Qui était cet enchanteur ? Après son bain, il émergeait de la rivière, ses cheveux ruisselants attachés en chignon, son long corps mince et clair pareil à la flamme d’un feu sacrificiel – si bien que les premiers rayons du soleil qui le touchaient semblaient émaner de lui.
Plusieurs mois s’écoulèrent ainsi. On était à présent au mois de chaitra, c’est-à-dire au beau milieu du printemps. Au moment de l’éclipse du soleil, les gens arrivèrent en foule pour se baigner dans le Gange, et une gigantesque foire se tint sous l’acacia. Nombre de pèlerins, à cette occasion, purent apercevoir le sannyāsī. Parmi eux, un groupe de femmes originaires du village où vivait la belle-famille de Kusum.
Le saint homme, assis sur mes marches, était plongé dans sa méditation. À sa vue, une des femmes du groupe pinça tout à coup sa voisine en s’écriant :
— Regarde donc, n’est-ce pas le mari de notre Kusum ?
L’autre écarta son voile d’un doigt ou deux pour s’exclamer :
— Mais oui, c’est bien lui ! C’est le cadet de la famille Chatterjee.
Une troisième femme, qui ne paraissait guère se soucier d’arranger son voile, renchérit :
— Il a exactement le même front, le même nez et les mêmes yeux.
Une quatrième enfin, occupée à remplir sa cruche, déclara avec un soupir sans regarder le sannyāsī :
— Il n’est plus parmi nous, hélas ! Comment pourrait-il être de retour ? Se pourrait-il que Kusum ait cette chance ?
Alors l’une d’elles objecta :
— Il n’avait pas la barbe aussi longue.
Une autre :
— Il n’était pas aussi mince.
Une autre encore :
— Il me semblait moins grand.
La question ainsi plus ou moins réglée, la discussion en resta là.

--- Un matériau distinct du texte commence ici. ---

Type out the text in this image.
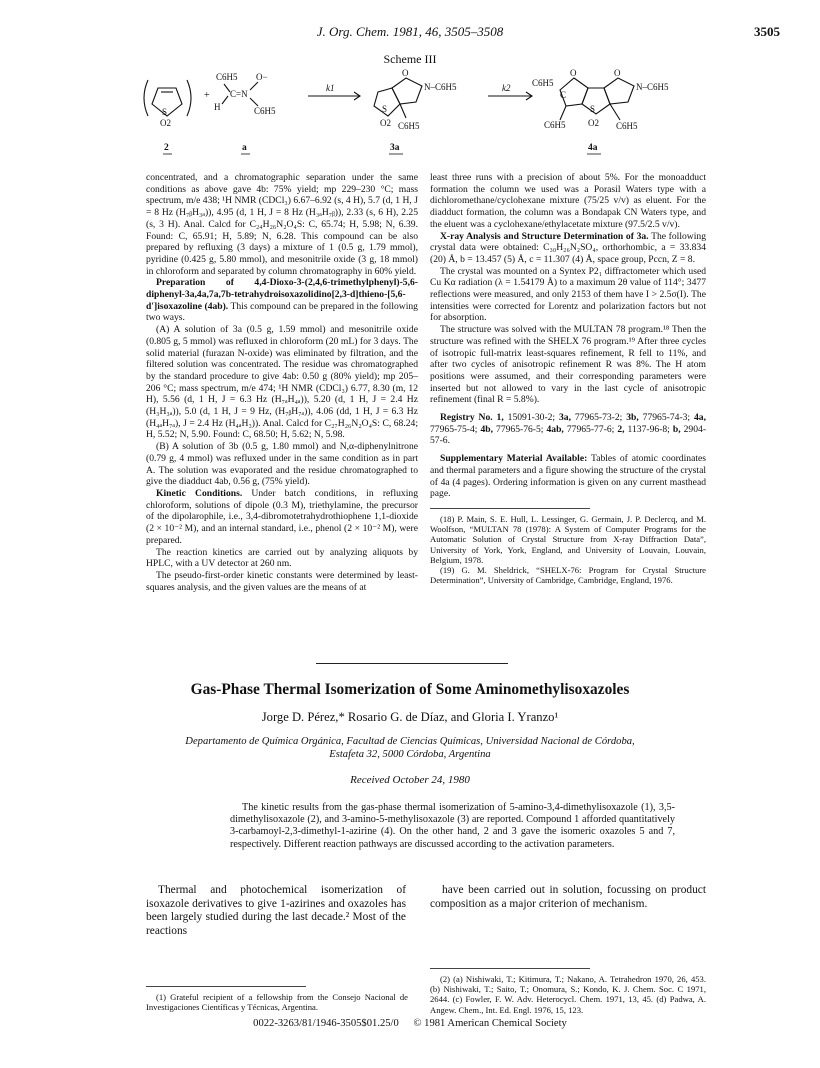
J. Org. Chem. 1981, 46, 3505–3508	3505
Scheme III
S
O2
+
C6H5
C=N
O−
H	C6H5
k1
S
O2
O
N–C6H5
C6H5
k2 C6H5
O
C
S
O2
O
N–C6H5
C6H5	C6H5
2	a	3a	4a

concentrated, and a chromatographic separation under the same conditions as above gave 4b: 75% yield; mp 229–230 °C; mass spectrum, m/e 438; ¹H NMR (CDCl₃) 6.67–6.92 (s, 4 H), 5.7 (d, 1 H, J = 8 Hz (H₇ᵦH₃ₐ)), 4.95 (d, 1 H, J = 8 Hz (H₃ₐH₇ᵦ)), 2.33 (s, 6 H), 2.25 (s, 3 H). Anal. Calcd for C₂₄H₂₆N₂O₄S: C, 65.74; H, 5.98; N, 6.39. Found: C, 65.91; H, 5.89; N, 6.28. This compound can be also prepared by refluxing (3 days) a mixture of 1 (0.5 g, 1.79 mmol), pyridine (0.425 g, 5.80 mmol), and mesonitrile oxide (3 g, 18 mmol) in chloroform and separated by column chromatography in 60% yield.

Preparation of 4,4-Dioxo-3-(2,4,6-trimethylphenyl)-5,6-diphenyl-3a,4a,7a,7b-tetrahydroisoxazolidino[2,3-d]thieno-[5,6-d′]isoxazoline (4ab). This compound can be prepared in the following two ways.

(A) A solution of 3a (0.5 g, 1.59 mmol) and mesonitrile oxide (0.805 g, 5 mmol) was refluxed in chloroform (20 mL) for 3 days. The solid material (furazan N-oxide) was eliminated by filtration, and the filtered solution was concentrated. The residue was chromatographed by the standard procedure to give 4ab: 0.50 g (80% yield); mp 205–206 °C; mass spectrum, m/e 474; ¹H NMR (CDCl₃) 6.77, 8.30 (m, 12 H), 5.56 (d, 1 H, J = 6.3 Hz (H₇ₐH₄ₐ)), 5.20 (d, 1 H, J = 2.4 Hz (H₃H₃ₐ)), 5.0 (d, 1 H, J = 9 Hz, (H₇ᵦH₇ₐ)), 4.06 (dd, 1 H, J = 6.3 Hz (H₄ₐH₇ₐ), J = 2.4 Hz (H₄ₐH₃)). Anal. Calcd for C₂₇H₂₆N₂O₄S: C, 68.24; H, 5.52; N, 5.90. Found: C, 68.50; H, 5.62; N, 5.98.

(B) A solution of 3b (0.5 g, 1.80 mmol) and N,α-diphenylnitrone (0.79 g, 4 mmol) was refluxed under in the same condition as in part A. The solution was evaporated and the residue chromatographed to give the diadduct 4ab, 0.56 g, (75% yield).

Kinetic Conditions. Under batch conditions, in refluxing chloroform, solutions of dipole (0.3 M), triethylamine, the precursor of the dipolarophile, i.e., 3,4-dibromotetrahydrothiophene 1,1-dioxide (2 × 10⁻² M), and an internal standard, i.e., phenol (2 × 10⁻² M), were prepared.

The reaction kinetics are carried out by analyzing aliquots by HPLC, with a UV detector at 260 nm.

The pseudo-first-order kinetic constants were determined by least-squares analysis, and the given values are the means of at

least three runs with a precision of about 5%. For the monoadduct formation the column we used was a Porasil Waters type with a dichloromethane/cyclohexane mixture (75/25 v/v) as eluent. For the diadduct formation, the column was a Bondapak CN Waters type, and the eluent was a cyclohexane/ethylacetate mixture (97.5/2.5 v/v).

X-ray Analysis and Structure Determination of 3a. The following crystal data were obtained: C₃₀H₂₆N₂SO₄, orthorhombic, a = 33.834 (20) Å, b = 13.457 (5) Å, c = 11.307 (4) Å, space group, Pccn, Z = 8.

The crystal was mounted on a Syntex P2₁ diffractometer which used Cu Kα radiation (λ = 1.54179 Å) to a maximum 2θ value of 114°; 3477 reflections were measured, and only 2153 of them have I > 2.5σ(I). The intensities were corrected for Lorentz and polarization factors but not for absorption.

The structure was solved with the MULTAN 78 program.¹⁸ Then the structure was refined with the SHELX 76 program.¹⁹ After three cycles of isotropic full-matrix least-squares refinement, R fell to 11%, and after two cycles of anisotropic refinement R was 8%. The H atom positions were assumed, and their corresponding parameters were inserted but not allowed to vary in the last cycle of anisotropic refinement (final R = 5.8%).

Registry No. 1, 15091-30-2; 3a, 77965-73-2; 3b, 77965-74-3; 4a, 77965-75-4; 4b, 77965-76-5; 4ab, 77965-77-6; 2, 1137-96-8; b, 2904-57-6.

Supplementary Material Available: Tables of atomic coordinates and thermal parameters and a figure showing the structure of the crystal of 4a (4 pages). Ordering information is given on any current masthead page.

(18) P. Main, S. E. Hull, L. Lessinger, G. Germain, J. P. Declercq, and M. Woolfson, “MULTAN 78 (1978): A System of Computer Programs for the Automatic Solution of Crystal Structure from X-ray Diffraction Data”, University of York, York, England, and University of Louvain, Louvain, Belgium, 1978.

(19) G. M. Sheldrick, “SHELX-76: Program for Crystal Structure Determination”, University of Cambridge, Cambridge, England, 1976.

Gas-Phase Thermal Isomerization of Some Aminomethylisoxazoles
Jorge D. Pérez,* Rosario G. de Díaz, and Gloria I. Yranzo¹
Departamento de Química Orgánica, Facultad de Ciencias Químicas, Universidad Nacional de Córdoba,
Estafeta 32, 5000 Córdoba, Argentina
Received October 24, 1980
The kinetic results from the gas-phase thermal isomerization of 5-amino-3,4-dimethylisoxazole (1), 3,5-dimethylisoxazole (2), and 3-amino-5-methylisoxazole (3) are reported. Compound 1 afforded quantitatively 3-carbamoyl-2,3-dimethyl-1-azirine (4). On the other hand, 2 and 3 gave the isomeric oxazoles 5 and 7, respectively. Different reaction pathways are discussed according to the activation parameters.
Thermal and photochemical isomerization of isoxazole derivatives to give 1-azirines and oxazoles has been largely studied during the last decade.² Most of the reactions
have been carried out in solution, focussing on product composition as a major criterion of mechanism.
(1) Grateful recipient of a fellowship from the Consejo Nacional de Investigaciones Científicas y Técnicas, Argentina.
(2) (a) Nishiwaki, T.; Kitimura, T.; Nakano, A. Tetrahedron 1970, 26, 453. (b) Nishiwaki, T.; Saito, T.; Onomura, S.; Kondo, K. J. Chem. Soc. C 1971, 2644. (c) Fowler, F. W. Adv. Heterocycl. Chem. 1971, 13, 45. (d) Padwa, A. Angew. Chem., Int. Ed. Engl. 1976, 15, 123.
0022-3263/81/1946-3505$01.25/0 © 1981 American Chemical Society
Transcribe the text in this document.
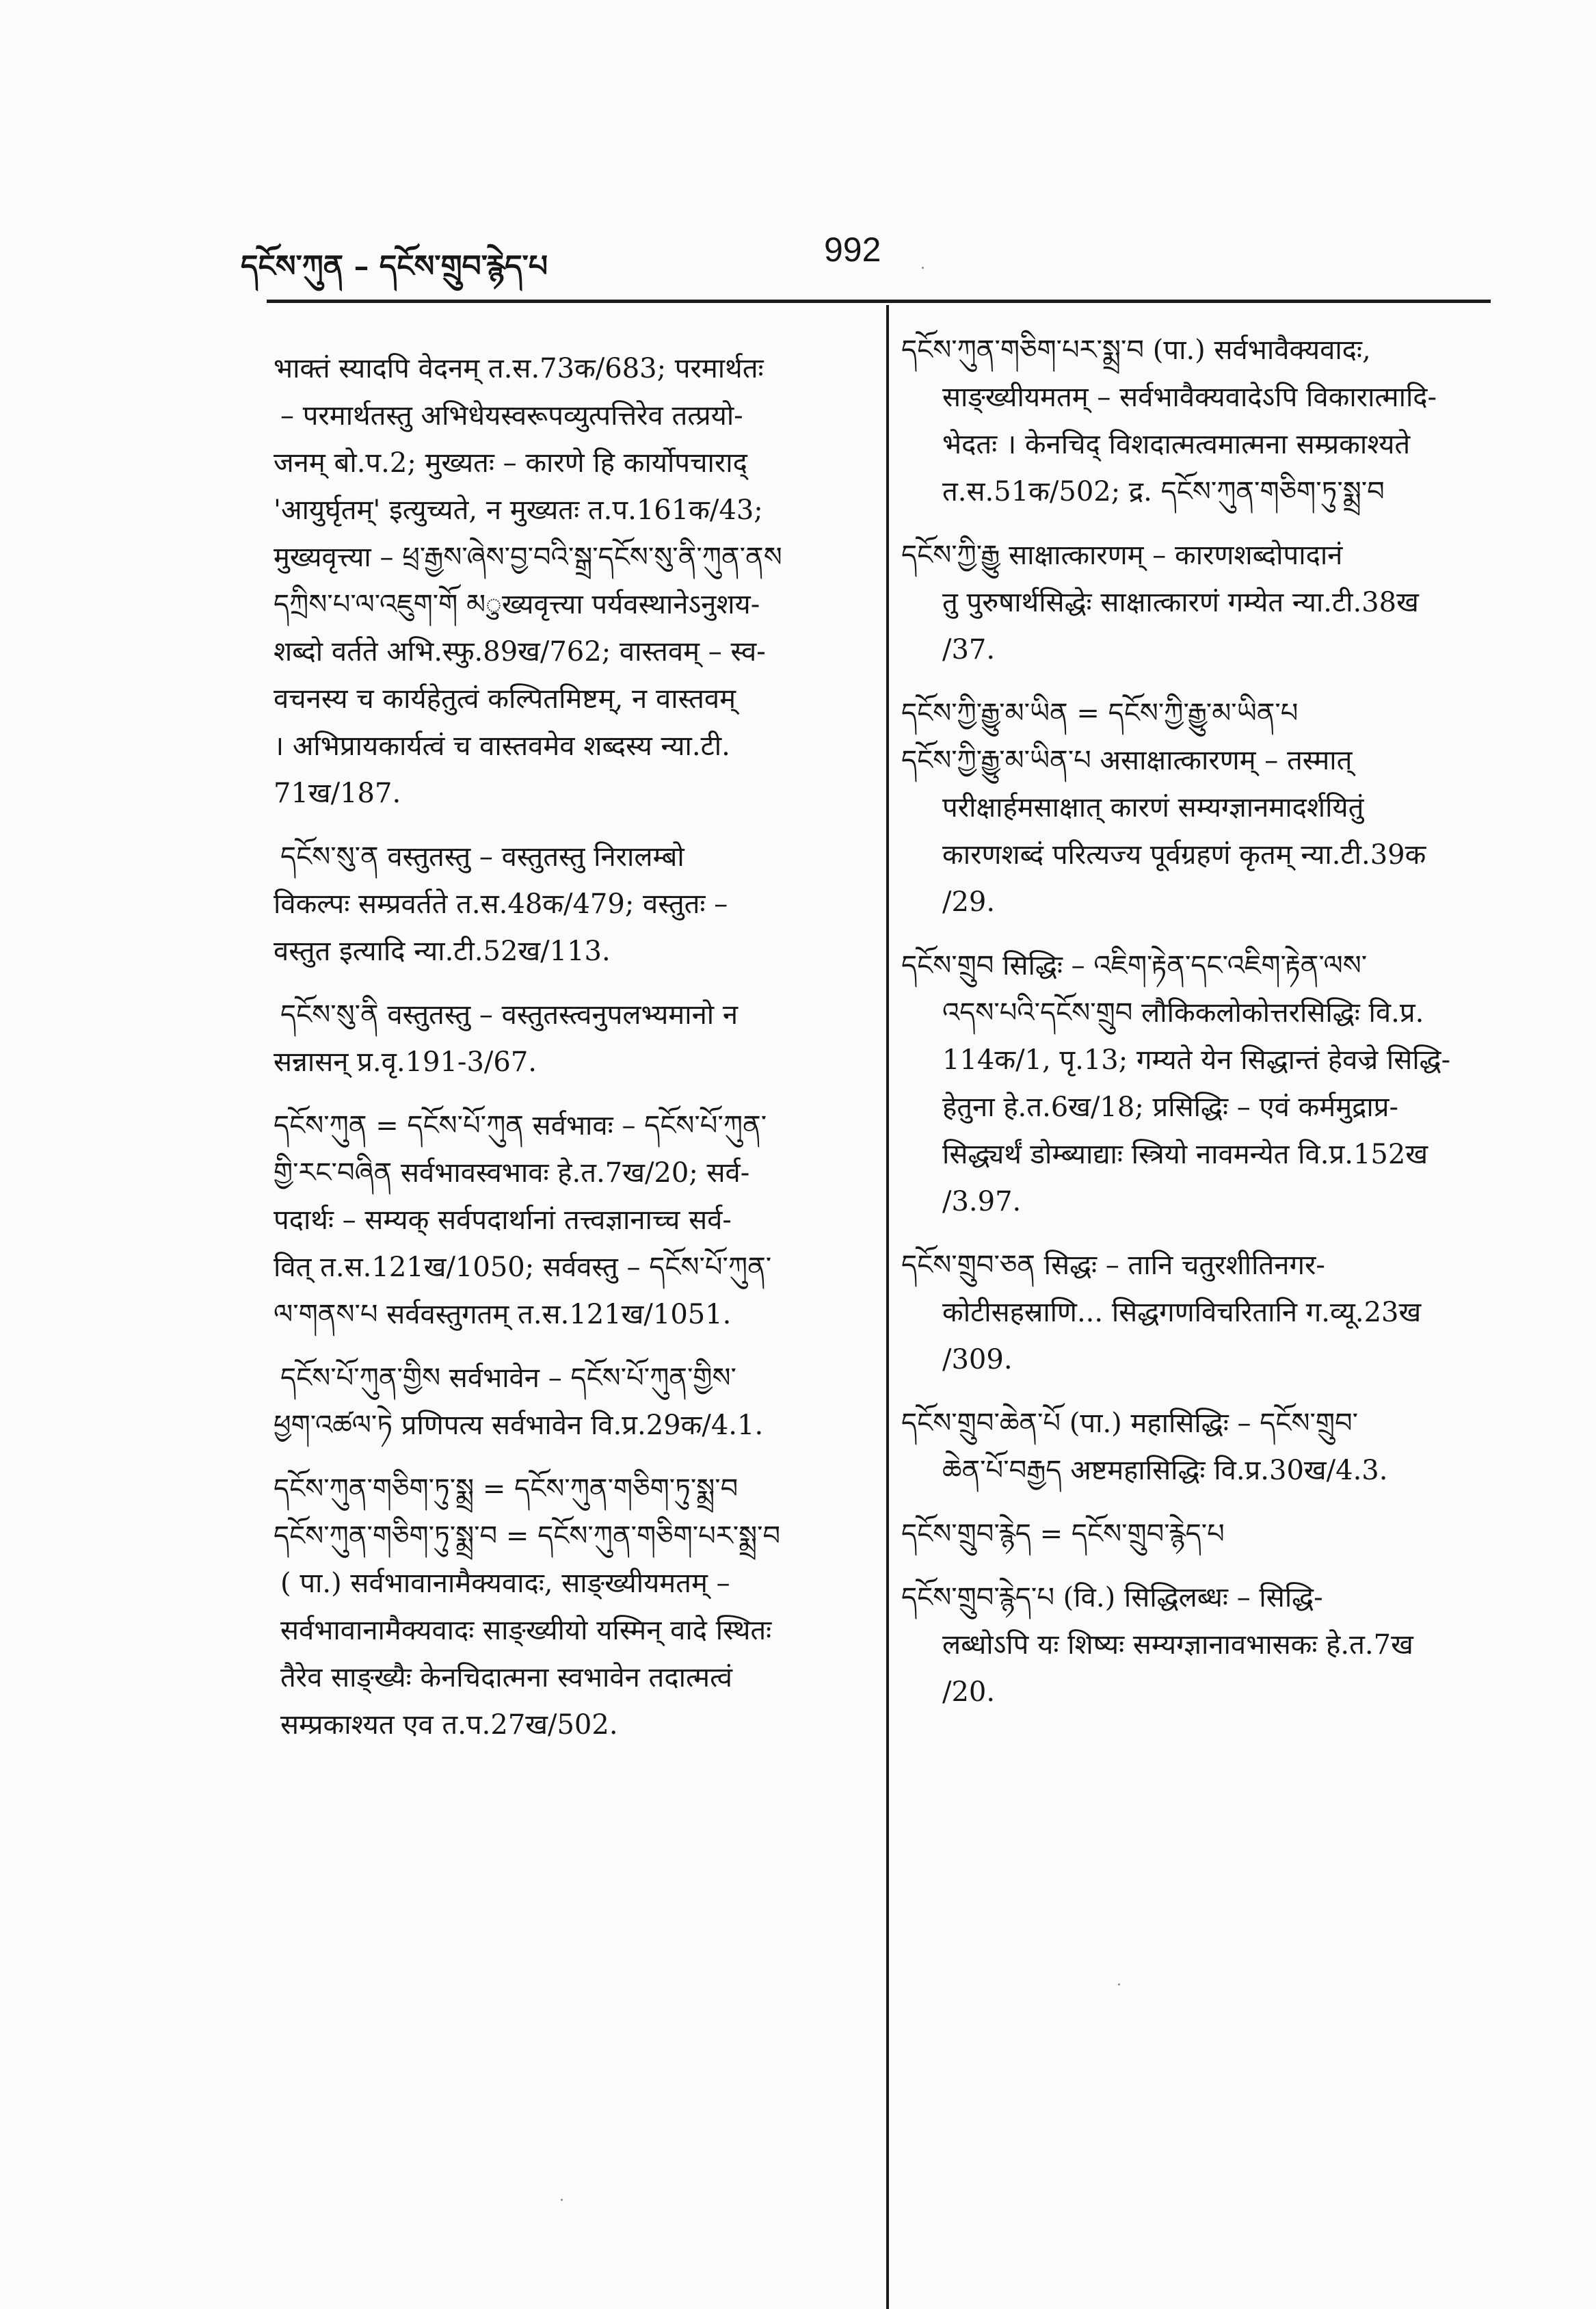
དངོས་ཀུན – དངོས་གྲུབ་རྙེད་པ	992
भाक्तं स्यादपि वेदनम् त.स.73क/683; परमार्थतः
– परमार्थतस्तु अभिधेयस्वरूपव्युत्पत्तिरेव तत्प्रयो-
जनम् बो.प.2; मुख्यतः – कारणे हि कार्योपचाराद्
'आयुर्घृतम्' इत्युच्यते, न मुख्यतः त.प.161क/43;
मुख्यवृत्त्या – ཕྲ་རྒྱས་ཞེས་བྱ་བའི་སྒྲ་དངོས་སུ་ནི་ཀུན་ནས
དཀྲིས་པ་ལ་འཇུག་གོ མुख्यवृत्त्या पर्यवस्थानेऽनुशय-
शब्दो वर्तते अभि.स्फु.89ख/762; वास्तवम् – स्व-
वचनस्य च कार्यहेतुत्वं कल्पितमिष्टम्, न वास्तवम्
। अभिप्रायकार्यत्वं च वास्तवमेव शब्दस्य न्या.टी.
71ख/187.
དངོས་སུ་ན वस्तुतस्तु – वस्तुतस्तु निरालम्बो
विकल्पः सम्प्रवर्तते त.स.48क/479; वस्तुतः –
वस्तुत इत्यादि न्या.टी.52ख/113.
དངོས་སུ་ནི वस्तुतस्तु – वस्तुतस्त्वनुपलभ्यमानो न
सन्नासन् प्र.वृ.191-3/67.
དངོས་ཀུན = དངོས་པོ་ཀུན सर्वभावः – དངོས་པོ་ཀུན་
གྱི་རང་བཞིན सर्वभावस्वभावः हे.त.7ख/20; सर्व-
पदार्थः – सम्यक् सर्वपदार्थानां तत्त्वज्ञानाच्च सर्व-
वित् त.स.121ख/1050; सर्ववस्तु – དངོས་པོ་ཀུན་
ལ་གནས་པ सर्ववस्तुगतम् त.स.121ख/1051.
དངོས་པོ་ཀུན་གྱིས सर्वभावेन – དངོས་པོ་ཀུན་གྱིས་
ཕྱག་འཚལ་ཏེ प्रणिपत्य सर्वभावेन वि.प्र.29क/4.1.
དངོས་ཀུན་གཅིག་ཏུ་སྨྲ = དངོས་ཀུན་གཅིག་ཏུ་སྨྲ་བ
དངོས་ཀུན་གཅིག་ཏུ་སྨྲ་བ = དངོས་ཀུན་གཅིག་པར་སྨྲ་བ
( पा.) सर्वभावानामैक्यवादः, साङ्ख्यीयमतम् –
सर्वभावानामैक्यवादः साङ्ख्यीयो यस्मिन् वादे स्थितः
तैरेव साङ्ख्यैः केनचिदात्मना स्वभावेन तदात्मत्वं
सम्प्रकाश्यत एव त.प.27ख/502.
དངོས་ཀུན་གཅིག་པར་སྨྲ་བ (पा.) सर्वभावैक्यवादः,
साङ्ख्यीयमतम् – सर्वभावैक्यवादेऽपि विकारात्मादि-
भेदतः । केनचिद् विशदात्मत्वमात्मना सम्प्रकाश्यते
त.स.51क/502; द्र. དངོས་ཀུན་གཅིག་ཏུ་སྨྲ་བ
དངོས་ཀྱི་རྒྱུ साक्षात्कारणम् – कारणशब्दोपादानं
तु पुरुषार्थसिद्धेः साक्षात्कारणं गम्येत न्या.टी.38ख
/37.
དངོས་ཀྱི་རྒྱུ་མ་ཡིན = དངོས་ཀྱི་རྒྱུ་མ་ཡིན་པ
དངོས་ཀྱི་རྒྱུ་མ་ཡིན་པ असाक्षात्कारणम् – तस्मात्
परीक्षार्हमसाक्षात् कारणं सम्यग्ज्ञानमादर्शयितुं
कारणशब्दं परित्यज्य पूर्वग्रहणं कृतम् न्या.टी.39क
/29.
དངོས་གྲུབ सिद्धिः – འཇིག་རྟེན་དང་འཇིག་རྟེན་ལས་
འདས་པའི་དངོས་གྲུབ लौकिकलोकोत्तरसिद्धिः वि.प्र.
114क/1, पृ.13; गम्यते येन सिद्धान्तं हेवज्रे सिद्धि-
हेतुना हे.त.6ख/18; प्रसिद्धिः – एवं कर्ममुद्राप्र-
सिद्ध्यर्थं डोम्ब्याद्याः स्त्रियो नावमन्येत वि.प्र.152ख
/3.97.
དངོས་གྲུབ་ཅན सिद्धः – तानि चतुरशीतिनगर-
कोटीसहस्राणि... सिद्धगणविचरितानि ग.व्यू.23ख
/309.
དངོས་གྲུབ་ཆེན་པོ (पा.) महासिद्धिः – དངོས་གྲུབ་
ཆེན་པོ་བརྒྱད अष्टमहासिद्धिः वि.प्र.30ख/4.3.
དངོས་གྲུབ་རྙེད = དངོས་གྲུབ་རྙེད་པ
དངོས་གྲུབ་རྙེད་པ (वि.) सिद्धिलब्धः – सिद्धि-
लब्धोऽपि यः शिष्यः सम्यग्ज्ञानावभासकः हे.त.7ख
/20.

Tout le monde au village avait maintenant vu le sannyāsī à la seule exception de Kusum. La foule était si dense que la jeune fille avait même renoncé à s’approcher du ghāt. Un jour pourtant – c’était le premier soir de la pleine lune –, en voyant l’astre se lever dans le ciel, elle s’y résolut, peut-être parce que cela lui rappelait notre vieille entente.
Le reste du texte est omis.